The song had been often criticized by both listeners and critics because of its dramatic, painful, and desolate peculiarity, its portrayal of moral despair, and especially its unusual harmonic innovations. The musicologist Kleczyński went so far as to say that "Prelude No. 2 should not be played", and André Gide called it "terrifying". Today it remains the least performed Prelude of the entire cycle.

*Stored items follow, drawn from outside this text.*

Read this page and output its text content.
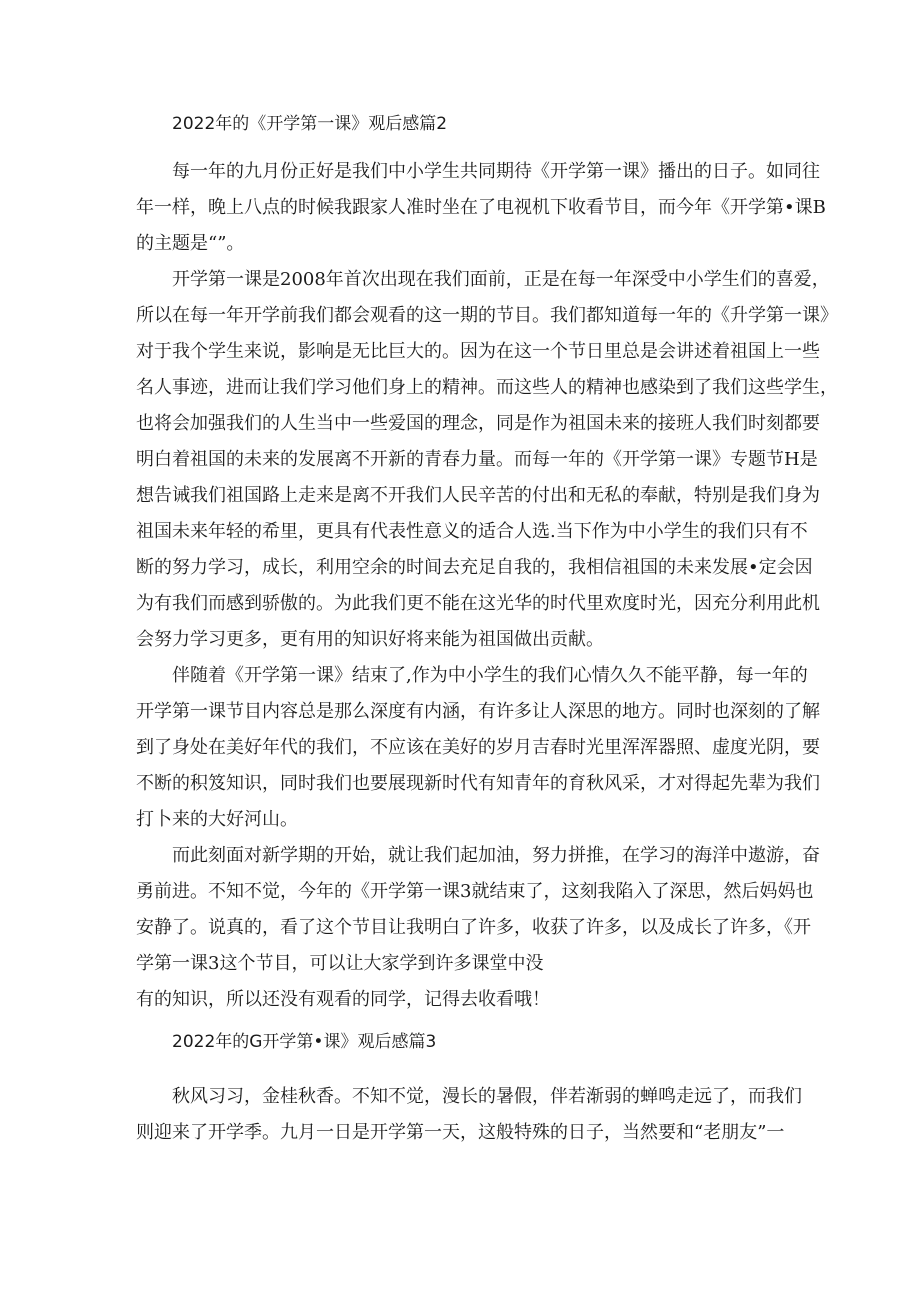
2022年的《开学第一课》观后感篇2
每一年的九月份正好是我们中小学生共同期待《开学第一课》播出的日子。如同往
年一样，晚上八点的时候我跟家人准时坐在了电视机下收看节目，而今年《开学第•课B
的主题是“”。
开学第一课是2008年首次出现在我们面前，正是在每一年深受中小学生们的喜爱，
所以在每一年开学前我们都会观看的这一期的节目。我们都知道每一年的《升学第一课》
对于我个学生来说，影响是无比巨大的。因为在这一个节日里总是会讲述着祖国上一些
名人事迹，进而让我们学习他们身上的精神。而这些人的精神也感染到了我们这些学生，
也将会加强我们的人生当中一些爱国的理念，同是作为祖国未来的接班人我们时刻都要
明白着祖国的未来的发展离不开新的青春力量。而每一年的《开学第一课》专题节H是
想告诫我们祖国路上走来是离不开我们人民辛苦的付出和无私的奉献，特别是我们身为
祖国未来年轻的希里，更具有代表性意义的适合人选.当下作为中小学生的我们只有不
断的努力学习，成长，利用空余的时间去充足自我的，我相信祖国的未来发展•定会因
为有我们而感到骄傲的。为此我们更不能在这光华的时代里欢度时光，因充分利用此机
会努力学习更多，更有用的知识好将来能为祖国做出贡献。
伴随着《开学第一课》结束了,作为中小学生的我们心情久久不能平静，每一年的
开学第一课节目内容总是那么深度有内涵，有许多让人深思的地方。同时也深刻的了解
到了身处在美好年代的我们，不应该在美好的岁月吉春时光里浑浑器照、虚度光阴，要
不断的积笈知识，同时我们也要展现新时代有知青年的育秋风采，才对得起先辈为我们
打卜来的大好河山。
而此刻面对新学期的开始，就让我们起加油，努力拼推，在学习的海洋中遨游，奋
勇前进。不知不觉，今年的《开学第一课3就结束了，这刻我陷入了深思，然后妈妈也
安静了。说真的，看了这个节目让我明白了许多，收获了许多，以及成长了许多，《开
学第一课3这个节目，可以让大家学到许多课堂中没
有的知识，所以还没有观看的同学，记得去收看哦！
2022年的G开学第•课》观后感篇3
秋风习习，金桂秋香。不知不觉，漫长的暑假，伴若渐弱的蝉鸣走远了，而我们
则迎来了开学季。九月一日是开学第一天，这般特殊的日子，当然要和“老朋友”一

However, Franz Liszt had sensed peculiarity of this composition, writing that there was indeed something harsh in his music but expressed "with the boldness of the harmonies". According to Chopin scholar Gastone Belotti, in more recent times, music critics have recognized the importance of the composition. What had always been considered the most problematic of Chopin's works, today is seen as "a gem, one of the pinnacles of musical intuition" that "anticipates the impressionistic conception of sonority". Józef Michał Chomiński saw it as an almost prophetic vision of what the music of the future would be, going beyond his time by several decades by emancipating dissonance and thus overcoming tonality.

==Analysis==
The piece differs not only from the other preludes, but from any of Chopin's compositions. The melody, a fundamental element in the composer's music, almost does not exist here—it is fragmentary, without development, consisting of a single five-bar phrase that is repeated twice more, varying the rhythm; in the short coda it is still present, shortened and expressed as a hint. The pauses that distance the various repetitions are always different giving music an asymmetrical character. The intense and dramatic nature of the composition makes differs it from the contemporary compositions.

The accompaniment, consisted of a continuous succession of diminished octaves, never used until then in compositions, has a disturbing effect. Additionally, the main tonality that manifests itself only at the fourteenth bar out of a total of 23, creates harmonic ambiguity, which, combined with the use of desolate, flaky, but hard sonorities, resembles impressionistic music.